Word2Vec [Self-Sup] {FastText}

Description

Word2Vec a technique in natural language processing (NLP) for obtaining vector representations of words. These vectors capture information about the meaning of the word based on the surrounding words. The word2vec algorithm estimates these representations by modelling text in a large corpus. Once trained, such a model can detect synonymous words or suggest additional words for a partial sentence.

Word2vec represents a word as a high-dimension vector of numbers which capture relationships between words. In particular, words which appear in similar contexts are mapped to vectors which are nearby as measured by cosine similarity. This indicates the level of semantic similarity between the words, so for example the vectors for walk and ran are nearby, as are those for but and however, and Berlin and Germany.

This means we can also perform vector arithmetic with the word vectors. For example:

Queen = King - Man + Woman

It does so in one of two ways, either using context to predict a target word (a method known as continuous bag of words, or CBOW), or using a word to predict a target context, which is called skip-gram.

Varieties

Standard Word2Vec model learns word representations based only on whole words, without considering subword information. It is effective for capturing semantic relationships between words that appear in similar contexts.

FastText algorithm is similar to Word2Vec, but the biggest difference is that it also uses N-grams of words during training. While this increases the size and processing time of the model, it also gives the model the ability to predict different variations of words.

For example, let's say that the word "Windows" is in the training dataset and we want to get the vector of the word "Wndows" after the training is finished. If the Word2Vec model is used for these operations, it will give an error that the word "Wndows" does not exist in the dictionary and will not return any vectors. However, if the FastText model is used for this process, both the vector will return and the word of "Windows" will be among the closest words.

As explained above, not only the word itself but also N-gram variations are included in training (Example 3-gram expressions for the word "Windows" -> Win, ind, ndo, dow, ows).

Although the FastText model is used in many different areas today, it is frequently preferred especially when word embedding techniques are needed in OCR works. Especially compared to other techniques that do not tolerate the slightest OCR error, FastText provides a great advantage in obtaining vectors of even words that are not directly in their vocabulary. For this reason, it is one step ahead of other alternatives in problems where word mistakes may occur.

Example

A Word2vec sample with a custom vocabulary:

import pandas as pd
import numpy as np
from urllib import request
from gensim.models import Word2Vec

# Get the playlist dataset file
data = request.urlopen("https://storage.googleapis.com/maps-premium/dataset/yes_complete/train.txt")

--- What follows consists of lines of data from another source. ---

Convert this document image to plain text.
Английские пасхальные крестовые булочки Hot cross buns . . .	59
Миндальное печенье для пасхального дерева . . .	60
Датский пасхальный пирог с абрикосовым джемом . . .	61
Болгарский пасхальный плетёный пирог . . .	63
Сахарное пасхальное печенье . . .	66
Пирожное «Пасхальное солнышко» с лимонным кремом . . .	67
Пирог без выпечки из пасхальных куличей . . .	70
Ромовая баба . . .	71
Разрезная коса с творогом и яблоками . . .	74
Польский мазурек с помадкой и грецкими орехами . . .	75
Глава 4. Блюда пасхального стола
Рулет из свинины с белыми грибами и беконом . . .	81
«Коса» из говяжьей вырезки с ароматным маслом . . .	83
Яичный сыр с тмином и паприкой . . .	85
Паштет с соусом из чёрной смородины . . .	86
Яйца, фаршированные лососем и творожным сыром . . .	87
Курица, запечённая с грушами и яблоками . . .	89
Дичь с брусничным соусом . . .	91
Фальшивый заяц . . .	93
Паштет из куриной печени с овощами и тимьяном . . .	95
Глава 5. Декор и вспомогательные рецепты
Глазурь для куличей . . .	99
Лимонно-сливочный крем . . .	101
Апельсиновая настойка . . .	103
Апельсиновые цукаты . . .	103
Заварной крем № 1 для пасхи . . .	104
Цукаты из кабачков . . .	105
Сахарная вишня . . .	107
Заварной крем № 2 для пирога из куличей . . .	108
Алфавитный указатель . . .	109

# Parse the playlist dataset file. Skip the first two lines as they only contain metadata
lines = data.read().decode("utf-8").split("\n")[2:]

# Remove playlists with only one song
playlists = [s.rstrip().split() for s in lines if len(s.split()) > 1]

# Load song metadata
songs_file = request.urlopen("https://storage.googleapis.com/maps-premium/dataset/yes_complete/song_hash.txt")
songs_file = songs_file.read().decode("utf-8").split("\n")
songs = [s.rstrip().split("\t") for s in songs_file]
songs_df = pd.DataFrame(data=songs, columns=["id", "title", "artist"])
songs_df = songs_df.set_index("id")

# Train our Word2Vec model
model = Word2Vec(playlists, vector_size=32, window=20, negative=50, min_count=1, workers=4)

def print_recommendations(song_id):
    similar_songs = np.array(model.wv.most_similar(positive=str(song_id), topn=5))[:, 0]
    return songs_df.iloc[similar_songs]

# Extract recommendations
print_recommendations(2172)